Rise of the green curse

Author: Syed Moazzam Hashmi

‘It was the Deobandis’, he bitterly chewed the words, ‘who have messed’, Ambassador William Milam commented in a chat with a former colleague, after his talk on Pakistan at the packed conference hall of the Middle East Institute in early 2003. A short walk from DuPont Circle metro station in the heart of the American capital, overlooking the line of British style homes across the street through clear glass windows; Ambassador Milam recalled his hectic diplomatic assignment to Pakistan frequently quoting Hamid Khan’s colossal book Constitutional and Political History of Pakistan. Ambassador Bill had never been that uncertain about the future of a country during his illustrious diplomatic career than about Pakistan.

Whether the colonial British and or the patronising Americans, the grueling intensity of the post 9/11 period saw a paradigm shift in the West’s policy towards South Asia. New strategies were on the cards, identifying new pawns and marking an ineffectual rogue. Soon in the sidelines of conferences at the elite hotels and a regiment of think-tanks in the District, the idea of replacing Deobandis with the Barelvis began echoing in the moderate and liberal South Asian circles.

Then the color of the black-and-white striped signature flag of the Deobandis was changed to the with the green of Barelvi outfits including the Ahle-Sunnat Wal Jamaat. Its star-studded sister organisations, Dawat-e-Islami and its militant wing Sunni Tehreek, were then put on an autonomous footing. This was done without any consideration for the accompanying arrogance and abuse of power that comes with overzealous empowerment. Such patronisation often turns pigmies into monsters, as had been the case with holy warriors of yore and today’s terrorists, of the Afghan jihad.

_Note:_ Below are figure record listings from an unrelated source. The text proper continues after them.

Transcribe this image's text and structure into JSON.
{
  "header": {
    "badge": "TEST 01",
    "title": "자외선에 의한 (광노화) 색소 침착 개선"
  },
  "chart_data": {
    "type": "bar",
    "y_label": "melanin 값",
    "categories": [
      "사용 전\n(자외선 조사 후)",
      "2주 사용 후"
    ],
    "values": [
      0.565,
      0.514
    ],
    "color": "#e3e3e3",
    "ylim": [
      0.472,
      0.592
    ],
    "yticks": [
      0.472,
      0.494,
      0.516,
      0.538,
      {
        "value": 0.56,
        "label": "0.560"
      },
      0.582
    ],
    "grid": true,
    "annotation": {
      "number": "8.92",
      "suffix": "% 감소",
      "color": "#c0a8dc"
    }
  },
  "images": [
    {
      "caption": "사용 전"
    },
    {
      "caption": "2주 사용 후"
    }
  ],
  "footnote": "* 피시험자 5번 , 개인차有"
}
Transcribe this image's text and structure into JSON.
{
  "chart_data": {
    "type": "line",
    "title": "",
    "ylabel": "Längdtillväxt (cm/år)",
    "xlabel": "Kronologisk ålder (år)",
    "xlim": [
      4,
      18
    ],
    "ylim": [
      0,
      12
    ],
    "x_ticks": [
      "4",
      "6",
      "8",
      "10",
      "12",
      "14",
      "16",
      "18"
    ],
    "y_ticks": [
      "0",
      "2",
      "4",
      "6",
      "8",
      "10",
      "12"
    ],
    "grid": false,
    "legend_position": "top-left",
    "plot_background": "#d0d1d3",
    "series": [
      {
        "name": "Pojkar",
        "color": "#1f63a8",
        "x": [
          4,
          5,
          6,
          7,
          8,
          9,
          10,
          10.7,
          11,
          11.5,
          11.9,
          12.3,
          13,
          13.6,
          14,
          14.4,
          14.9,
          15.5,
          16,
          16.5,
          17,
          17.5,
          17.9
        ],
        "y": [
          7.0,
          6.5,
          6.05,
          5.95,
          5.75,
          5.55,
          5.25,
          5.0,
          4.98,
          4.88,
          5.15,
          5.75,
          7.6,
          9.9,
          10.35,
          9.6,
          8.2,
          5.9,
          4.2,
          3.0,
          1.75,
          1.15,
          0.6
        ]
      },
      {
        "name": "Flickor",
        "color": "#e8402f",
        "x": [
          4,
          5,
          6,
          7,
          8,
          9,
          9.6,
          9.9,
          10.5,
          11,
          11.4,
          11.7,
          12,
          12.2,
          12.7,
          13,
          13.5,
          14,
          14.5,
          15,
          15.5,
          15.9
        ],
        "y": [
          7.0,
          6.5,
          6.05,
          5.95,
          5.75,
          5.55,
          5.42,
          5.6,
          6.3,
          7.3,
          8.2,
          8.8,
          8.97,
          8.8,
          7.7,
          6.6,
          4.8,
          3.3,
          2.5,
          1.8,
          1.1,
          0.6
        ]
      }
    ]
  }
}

Successive regimes change and so do the unfulfilled promises for improving socio-economic condition of millions in the country

Empowering the signature green-turbaned and brown scarfed mullahs germinated in the minds of Karachi businessmen during the late 90s. These business men were deeply concerned with the businesses of Pashtuns which were being protected by their ethnic brethren in various shades of overwhelming Deobandi militia. Ethnic, political and sectarian strife tore Pakistan’s first capital, the southern port city of Karachi. It traditionally housed businessmen from Memon, Gujrati and other native communities. But Karachi had already been struggling in the clutches of the gangsters of Lyari, the stronghold of Pakistan People’s Party and the bhatta mafia of the two factions of Mohajir/Muttahida Qaumi Movements (MQMs).

A Dubai based Pakistani gold merchant with shares in a leading national electronic channel unfastened his gunny bag to empower the Sunni Tehreek that had been in touts with its Deobandi counterparts, particularly in Karachi. This small street-based militant groups and earned the nickname of ‘mosque-grabbers’ on the cables of foreign mission reporting on contemporary politics of Pakistan. Both the Sunni Tehreek, Dawat-e-Islami and Ahl-e-Sunnat Wal Jamaat strongly believed in snatching mosques from other schools of thought (Deobandis in particular) and converting them to their ‘enlightened’ versions of Islam.

The Sunni Tehreek passed the litmus against militants of Muttahida Qaumi Movement (MQM) fighting pitch battles in the late 90s. The green turbaned mullahs thrive in the less fortunate, illiterate lower-class populace for whom nothing gives more hope than a religious philosophy. Successive regimes change and so do the unfulfilled promises for improving socio-economic condition of millions in the country.

Over two decades, the Barelvis changed from shades of enlightened Sufi Islam of tolerance, patience and brotherhood to being taken over by franchised factions loaded with ignorant, intolerant, and rigid zealots.

The three-week long sit-in near Islamabad appositely reflects the paradigm shift. The internal political gimmickry led to compromises that were no less than a live nuke ticking under feet at the cost of internal security. It reminds us of the feeble attempts of making and breaking treaties during the 2000s with various firebrands of Deobandis in the North West. The cancer has crept deep in the length and breadth of the land of pure. We are dealing with internal security issues that are not only grave but can possibly compromise the external security concerns. A serious situation by any standards.

The writer is senior journalist and former Political Affairs Advisor to the US Consulate General in Karachi

Published in Daily Times, December 5th 2017.